AgentSkillsCN

collab-evals

运行协作式/多智能体评估场景(符号RLM、大上下文、暂停/恢复、数小时的检查点),并记录有据可查的证据。

SKILL.md
--- frontmatter
name: collab-evals
description: Run collab/multi-agent eval scenarios (symbolic RLM, large-context, pause/resume, multi-hour checkpoints) and capture manifest-backed evidence.

Collab Evals

Use this skill to run repeatable collab evaluation scenarios and record evidence.
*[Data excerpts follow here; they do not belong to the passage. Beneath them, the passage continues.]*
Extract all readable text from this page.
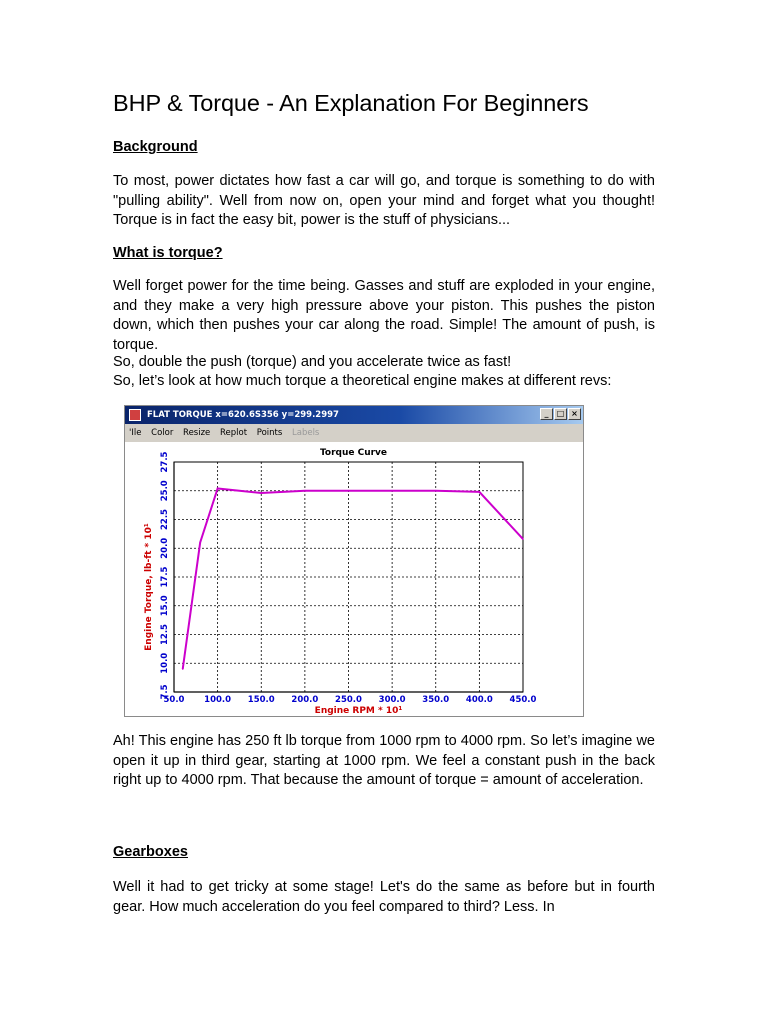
BHP & Torque - An Explanation For Beginners
Background

To most, power dictates how fast a car will go, and torque is something to do with "pulling ability". Well from now on, open your mind and forget what you thought! Torque is in fact the easy bit, power is the stuff of physicians...

What is torque?

Well forget power for the time being. Gasses and stuff are exploded in your engine, and they make a very high pressure above your piston. This pushes the piston down, which then pushes your car along the road. Simple! The amount of push, is torque.

So, double the push (torque) and you accelerate twice as fast!

So, let’s look at how much torque a theoretical engine makes at different revs:

Ah! This engine has 250 ft lb torque from 1000 rpm to 4000 rpm. So let’s imagine we open it up in third gear, starting at 1000 rpm. We feel a constant push in the back right up to 4000 rpm. That because the amount of torque = amount of acceleration.

Gearboxes

Well it had to get tricky at some stage! Let's do the same as before but in fourth gear. How much acceleration do you feel compared to third? Less. In

FLAT TORQUE x=620.6S356 y=299.2997	_	□ ×
'Ile Color Resize Replot Points Labels
50.0 100.0 150.0 200.0 250.0 300.0 350.0 400.0 450.0
7.5
10.0
12.5
15.0
17.5
20.0
22.5
25.0
27.5	Torque Curve
Engine RPM * 10¹
Engine Torque, lb-ft * 10¹
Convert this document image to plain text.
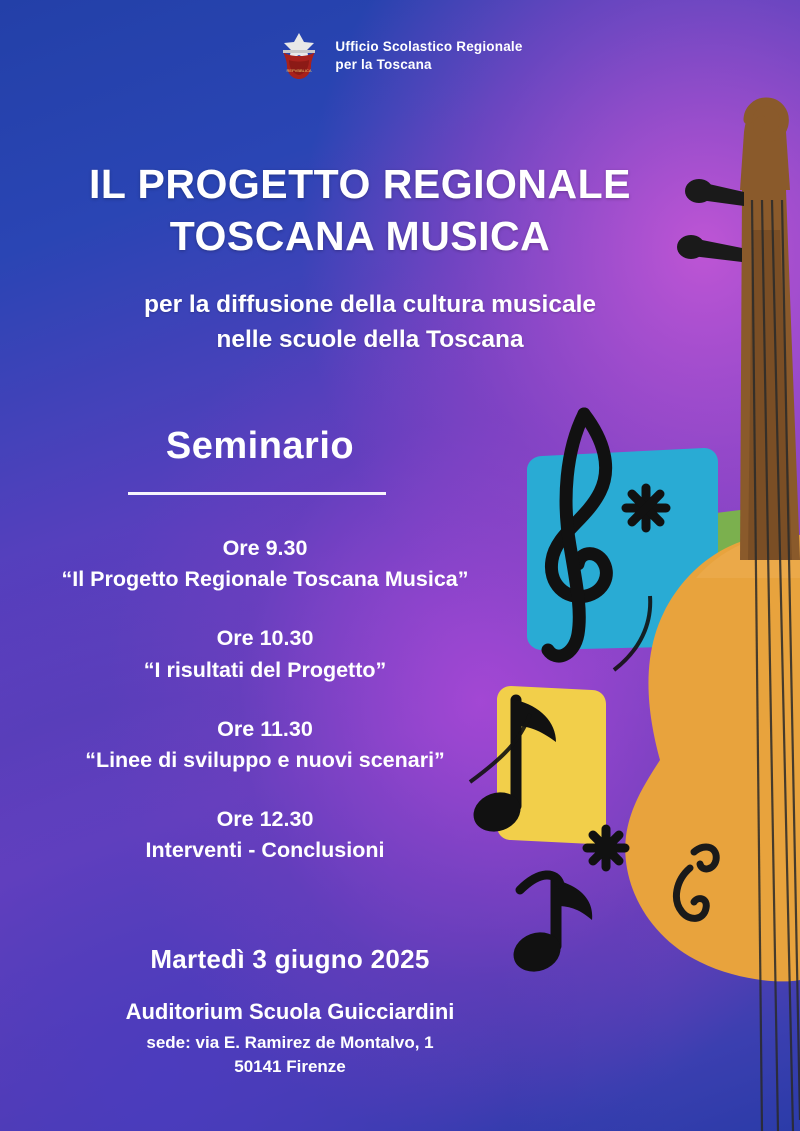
REPVBBLICA
Ufficio Scolastico Regionale
per la Toscana
IL PROGETTO REGIONALE
TOSCANA MUSICA
per la diffusione della cultura musicale
nelle scuole della Toscana
Seminario
Ore 9.30
“Il Progetto Regionale Toscana Musica”
Ore 10.30
“I risultati del Progetto”
Ore 11.30
“Linee di sviluppo e nuovi scenari”
Ore 12.30
Interventi - Conclusioni
Martedì 3 giugno 2025
Auditorium Scuola Guicciardini
sede: via E. Ramirez de Montalvo, 1
50141 Firenze
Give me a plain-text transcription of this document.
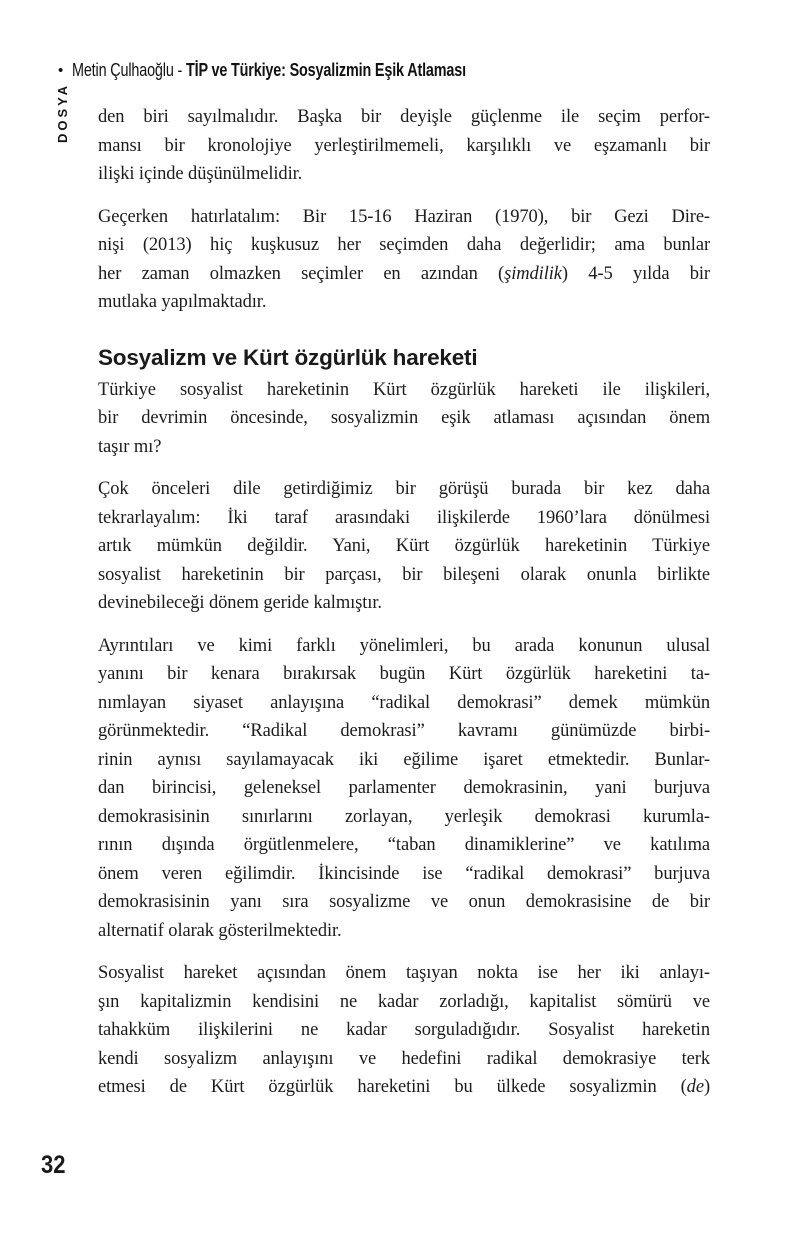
• Metin Çulhaoğlu - TİP ve Türkiye: Sosyalizmin Eşik Atlaması
DOSYA den biri sayılmalıdır. Başka bir deyişle güçlenme ile seçim perfor-
mansı bir kronolojiye yerleştirilmemeli, karşılıklı ve eşzamanlı bir
ilişki içinde düşünülmelidir.

Geçerken hatırlatalım: Bir 15-16 Haziran (1970), bir Gezi Dire-
nişi (2013) hiç kuşkusuz her seçimden daha değerlidir; ama bunlar
her zaman olmazken seçimler en azından (şimdilik) 4-5 yılda bir
mutlaka yapılmaktadır.

Sosyalizm ve Kürt özgürlük hareketi

Türkiye sosyalist hareketinin Kürt özgürlük hareketi ile ilişkileri,
bir devrimin öncesinde, sosyalizmin eşik atlaması açısından önem
taşır mı?

Çok önceleri dile getirdiğimiz bir görüşü burada bir kez daha
tekrarlayalım: İki taraf arasındaki ilişkilerde 1960’lara dönülmesi
artık mümkün değildir. Yani, Kürt özgürlük hareketinin Türkiye
sosyalist hareketinin bir parçası, bir bileşeni olarak onunla birlikte
devinebileceği dönem geride kalmıştır.

Ayrıntıları ve kimi farklı yönelimleri, bu arada konunun ulusal
yanını bir kenara bırakırsak bugün Kürt özgürlük hareketini ta-
nımlayan siyaset anlayışına “radikal demokrasi” demek mümkün
görünmektedir. “Radikal demokrasi” kavramı günümüzde birbi-
rinin aynısı sayılamayacak iki eğilime işaret etmektedir. Bunlar-
dan birincisi, geleneksel parlamenter demokrasinin, yani burjuva
demokrasisinin sınırlarını zorlayan, yerleşik demokrasi kurumla-
rının dışında örgütlenmelere, “taban dinamiklerine” ve katılıma
önem veren eğilimdir. İkincisinde ise “radikal demokrasi” burjuva
demokrasisinin yanı sıra sosyalizme ve onun demokrasisine de bir
alternatif olarak gösterilmektedir.

Sosyalist hareket açısından önem taşıyan nokta ise her iki anlayı-
şın kapitalizmin kendisini ne kadar zorladığı, kapitalist sömürü ve
tahakküm ilişkilerini ne kadar sorguladığıdır. Sosyalist hareketin
kendi sosyalizm anlayışını ve hedefini radikal demokrasiye terk
etmesi de Kürt özgürlük hareketini bu ülkede sosyalizmin (de)

32
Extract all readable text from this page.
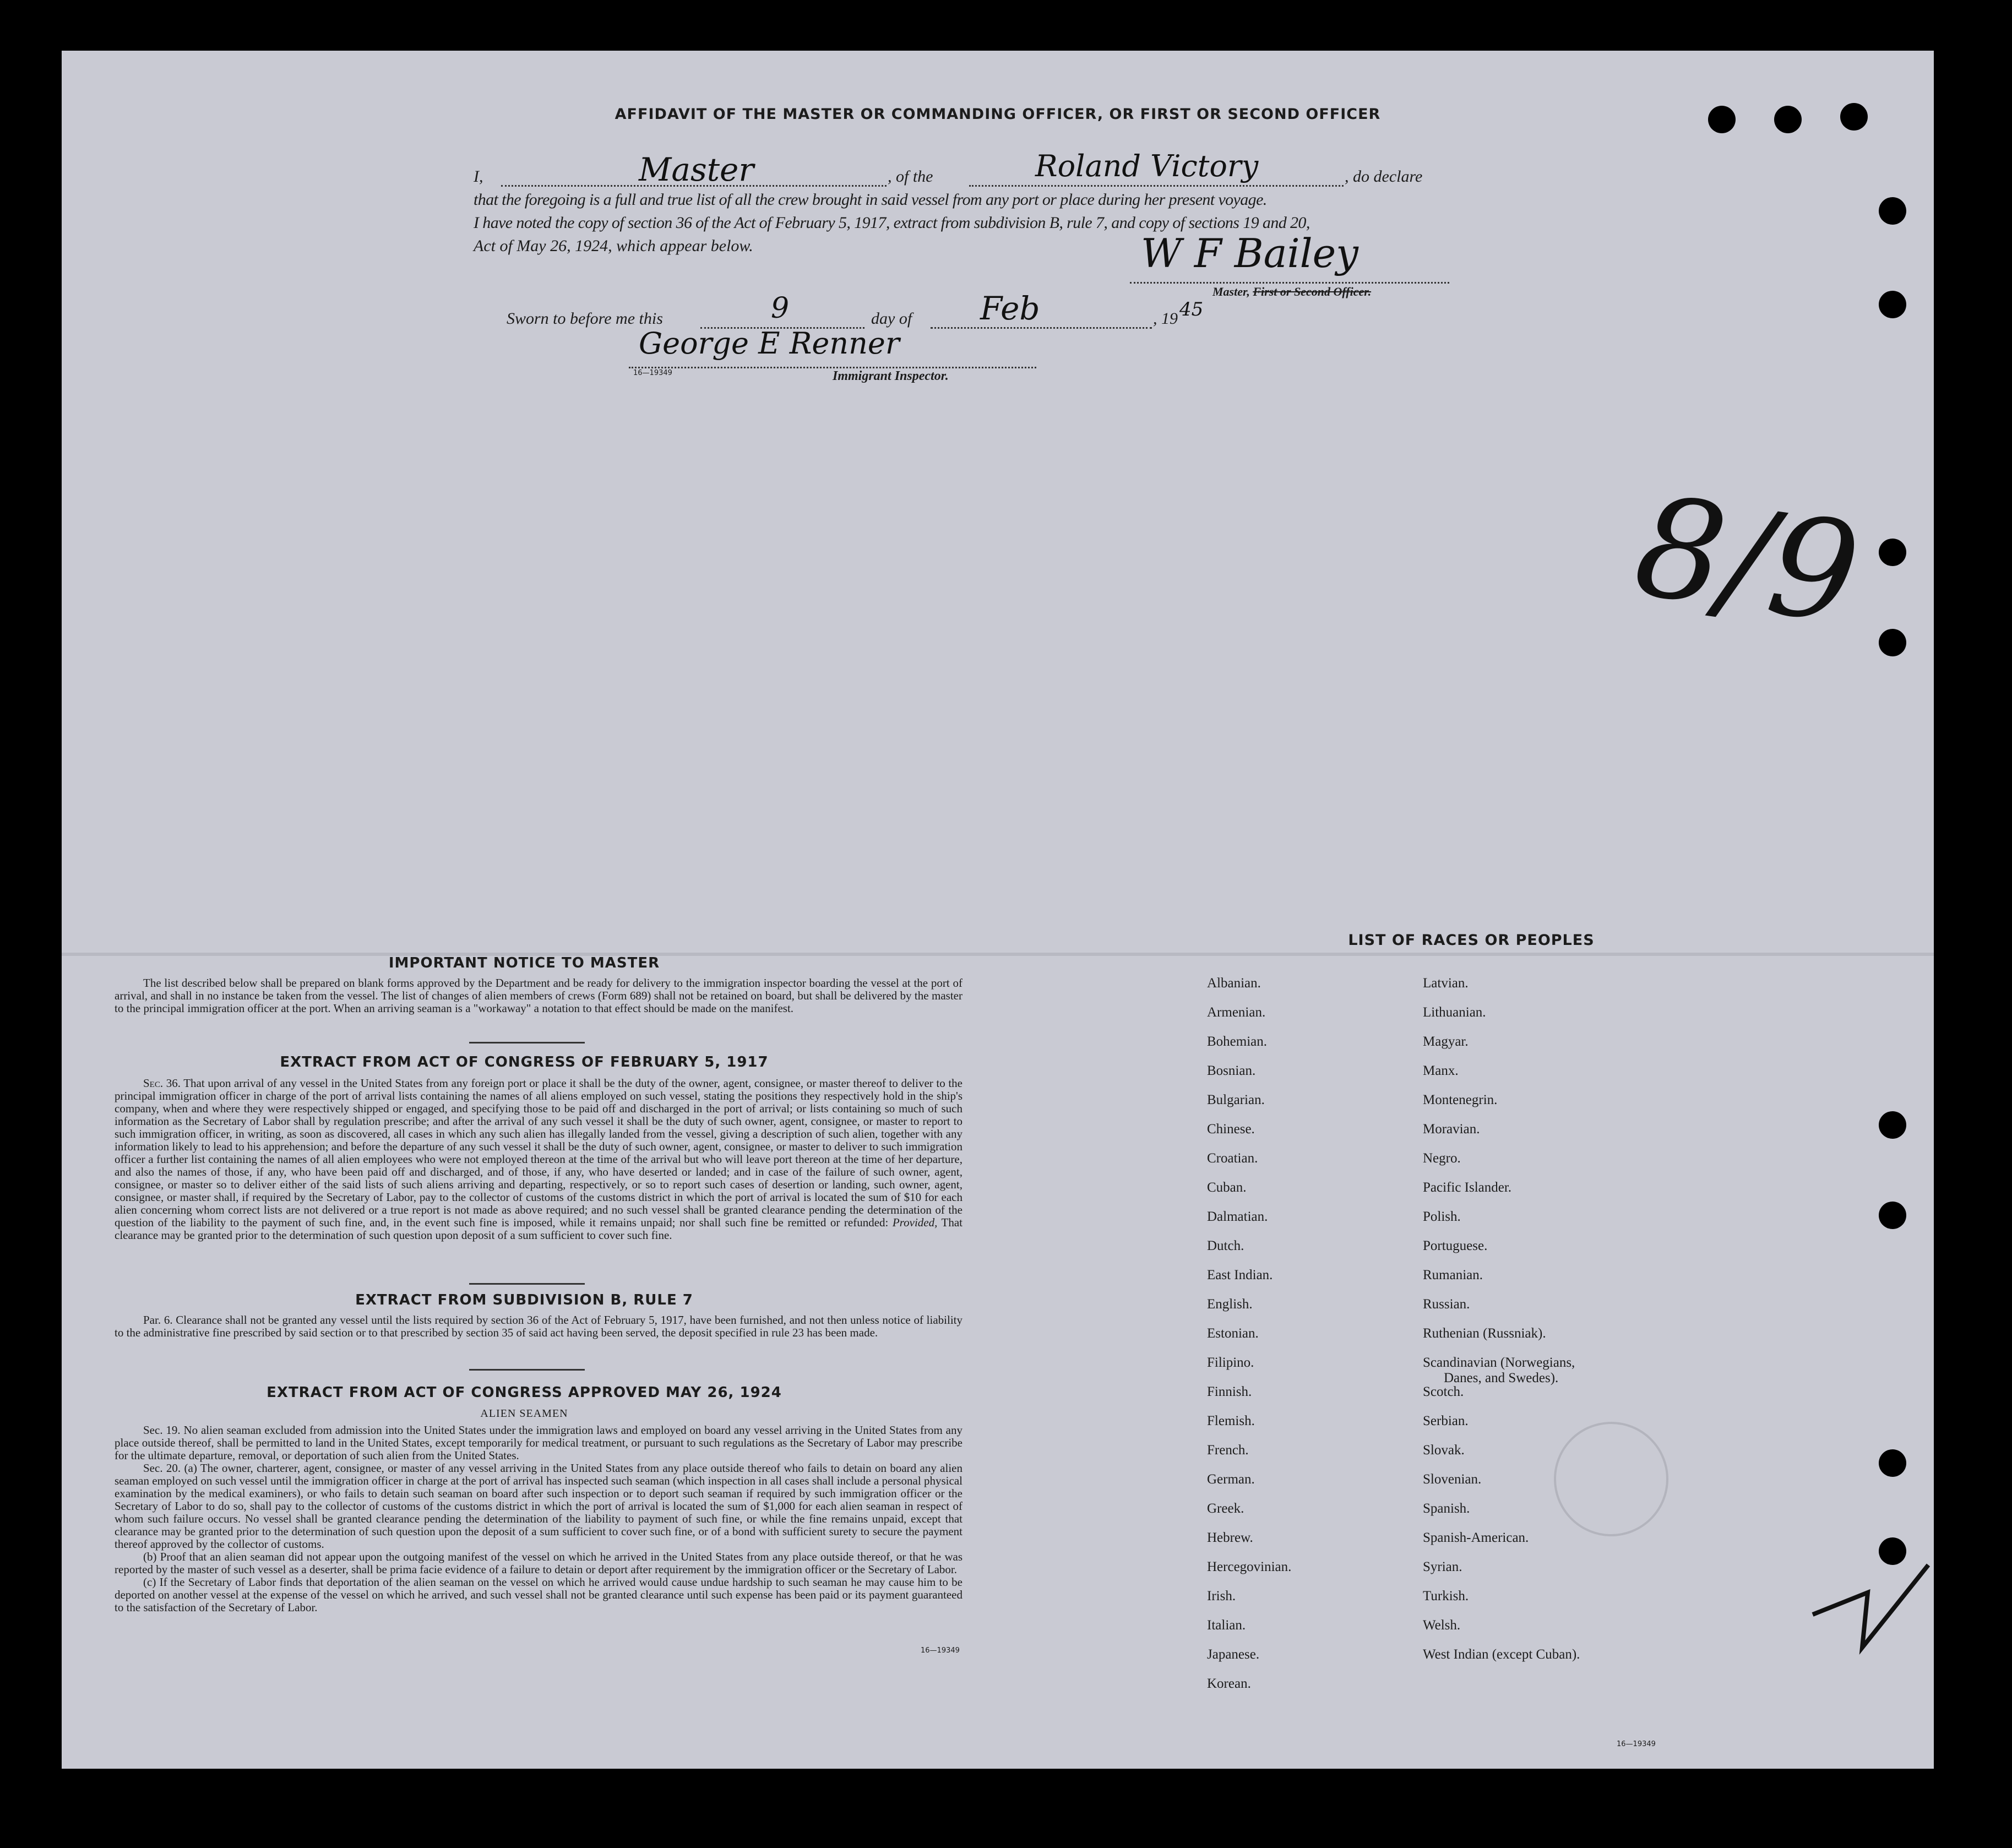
AFFIDAVIT OF THE MASTER OR COMMANDING OFFICER, OR FIRST OR SECOND OFFICER
I,	Master	, of the	Roland Victory	, do declare
that the foregoing is a full and true list of all the crew brought in said vessel from any port or place during her present voyage.
I have noted the copy of section 36 of the Act of February 5, 1917, extract from subdivision B, rule 7, and copy of sections 19 and 20,
Act of May 26, 1924, which appear below.	W F Bailey
Master, First or Second Officer.
Sworn to before me this	9	day of Feb	, 19 45
16—19349
George E Renner
Immigrant Inspector.
8/9
IMPORTANT NOTICE TO MASTER
The list described below shall be prepared on blank forms approved by the Department and be ready for delivery to the immigration inspector boarding the vessel at the port of arrival, and shall in no instance be taken from the vessel. The list of changes of alien members of crews (Form 689) shall not be retained on board, but shall be delivered by the master to the principal immigration officer at the port. When an arriving seaman is a "workaway" a notation to that effect should be made on the manifest.
EXTRACT FROM ACT OF CONGRESS OF FEBRUARY 5, 1917
Sec. 36. That upon arrival of any vessel in the United States from any foreign port or place it shall be the duty of the owner, agent, consignee, or master thereof to deliver to the principal immigration officer in charge of the port of arrival lists containing the names of all aliens employed on such vessel, stating the positions they respectively hold in the ship's company, when and where they were respectively shipped or engaged, and specifying those to be paid off and discharged in the port of arrival; or lists containing so much of such information as the Secretary of Labor shall by regulation prescribe; and after the arrival of any such vessel it shall be the duty of such owner, agent, consignee, or master to report to such immigration officer, in writing, as soon as discovered, all cases in which any such alien has illegally landed from the vessel, giving a description of such alien, together with any information likely to lead to his apprehension; and before the departure of any such vessel it shall be the duty of such owner, agent, consignee, or master to deliver to such immigration officer a further list containing the names of all alien employees who were not employed thereon at the time of the arrival but who will leave port thereon at the time of her departure, and also the names of those, if any, who have been paid off and discharged, and of those, if any, who have deserted or landed; and in case of the failure of such owner, agent, consignee, or master so to deliver either of the said lists of such aliens arriving and departing, respectively, or so to report such cases of desertion or landing, such owner, agent, consignee, or master shall, if required by the Secretary of Labor, pay to the collector of customs of the customs district in which the port of arrival is located the sum of $10 for each alien concerning whom correct lists are not delivered or a true report is not made as above required; and no such vessel shall be granted clearance pending the determination of the question of the liability to the payment of such fine, and, in the event such fine is imposed, while it remains unpaid; nor shall such fine be remitted or refunded: Provided, That clearance may be granted prior to the determination of such question upon deposit of a sum sufficient to cover such fine.
EXTRACT FROM SUBDIVISION B, RULE 7
Par. 6. Clearance shall not be granted any vessel until the lists required by section 36 of the Act of February 5, 1917, have been furnished, and not then unless notice of liability to the administrative fine prescribed by said section or to that prescribed by section 35 of said act having been served, the deposit specified in rule 23 has been made.
EXTRACT FROM ACT OF CONGRESS APPROVED MAY 26, 1924
ALIEN SEAMEN
Sec. 19. No alien seaman excluded from admission into the United States under the immigration laws and employed on board any vessel arriving in the United States from any place outside thereof, shall be permitted to land in the United States, except temporarily for medical treatment, or pursuant to such regulations as the Secretary of Labor may prescribe for the ultimate departure, removal, or deportation of such alien from the United States.
Sec. 20. (a) The owner, charterer, agent, consignee, or master of any vessel arriving in the United States from any place outside thereof who fails to detain on board any alien seaman employed on such vessel until the immigration officer in charge at the port of arrival has inspected such seaman (which inspection in all cases shall include a personal physical examination by the medical examiners), or who fails to detain such seaman on board after such inspection or to deport such seaman if required by such immigration officer or the Secretary of Labor to do so, shall pay to the collector of customs of the customs district in which the port of arrival is located the sum of $1,000 for each alien seaman in respect of whom such failure occurs. No vessel shall be granted clearance pending the determination of the liability to payment of such fine, or while the fine remains unpaid, except that clearance may be granted prior to the determination of such question upon the deposit of a sum sufficient to cover such fine, or of a bond with sufficient surety to secure the payment thereof approved by the collector of customs.
(b) Proof that an alien seaman did not appear upon the outgoing manifest of the vessel on which he arrived in the United States from any place outside thereof, or that he was reported by the master of such vessel as a deserter, shall be prima facie evidence of a failure to detain or deport after requirement by the immigration officer or the Secretary of Labor.
(c) If the Secretary of Labor finds that deportation of the alien seaman on the vessel on which he arrived would cause undue hardship to such seaman he may cause him to be deported on another vessel at the expense of the vessel on which he arrived, and such vessel shall not be granted clearance until such expense has been paid or its payment guaranteed to the satisfaction of the Secretary of Labor.
16—19349
LIST OF RACES OR PEOPLES
Albanian.
Armenian.
Bohemian.
Bosnian.
Bulgarian.
Chinese.
Croatian.
Cuban.
Dalmatian.
Dutch.
East Indian.
English.
Estonian.
Filipino.
Finnish.
Flemish.
French.
German.
Greek.
Hebrew.
Hercegovinian.
Irish.
Italian.
Japanese.
Korean.
Latvian.
Lithuanian.
Magyar.
Manx.
Montenegrin.
Moravian.
Negro.
Pacific Islander.
Polish.
Portuguese.
Rumanian.
Russian.
Ruthenian (Russniak).
Scandinavian (Norwegians,
Danes, and Swedes).
Scotch.
Serbian.
Slovak.
Slovenian.
Spanish.
Spanish-American.
Syrian.
Turkish.
Welsh.
West Indian (except Cuban).
16—19349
Keep scope to evals; do not implement unrelated fixes.

Quick start

  1. Pick the scenario(s):
  • Large-context symbolic RLM with collab subcalls.
  • Multi-hour refactor with checkpoints.
  • 24h pause/resume context-rot regression.
  • Multi-day initiative (48–72h) with multiple resumes.
  1. Ensure task context:
  • export MCP_RUNNER_TASK_ID=<task-id>
  1. Run the scenario using codex-orchestrator start <pipeline> --format json and record the manifest path.

Evidence checklist

  • Manifest path under .runs/<task-id>/cli/<run-id>/manifest.json.
  • Log path under .runs/<task-id>/cli/<run-id>/runner.ndjson.
  • Findings recorded in docs/findings/<date>-<topic>.md.
  • Task mirror update in docs/TASKS.md and task spec.

Guardrails

  • Collab is additive; keep MCP as the control plane for approvals and audit trails.
  • Cap collab event capture with CODEX_ORCHESTRATOR_COLLAB_MAX_EVENTS when needed.
  • If pause/resume is required, use control endpoints or codex-orchestrator resume with manifest evidence.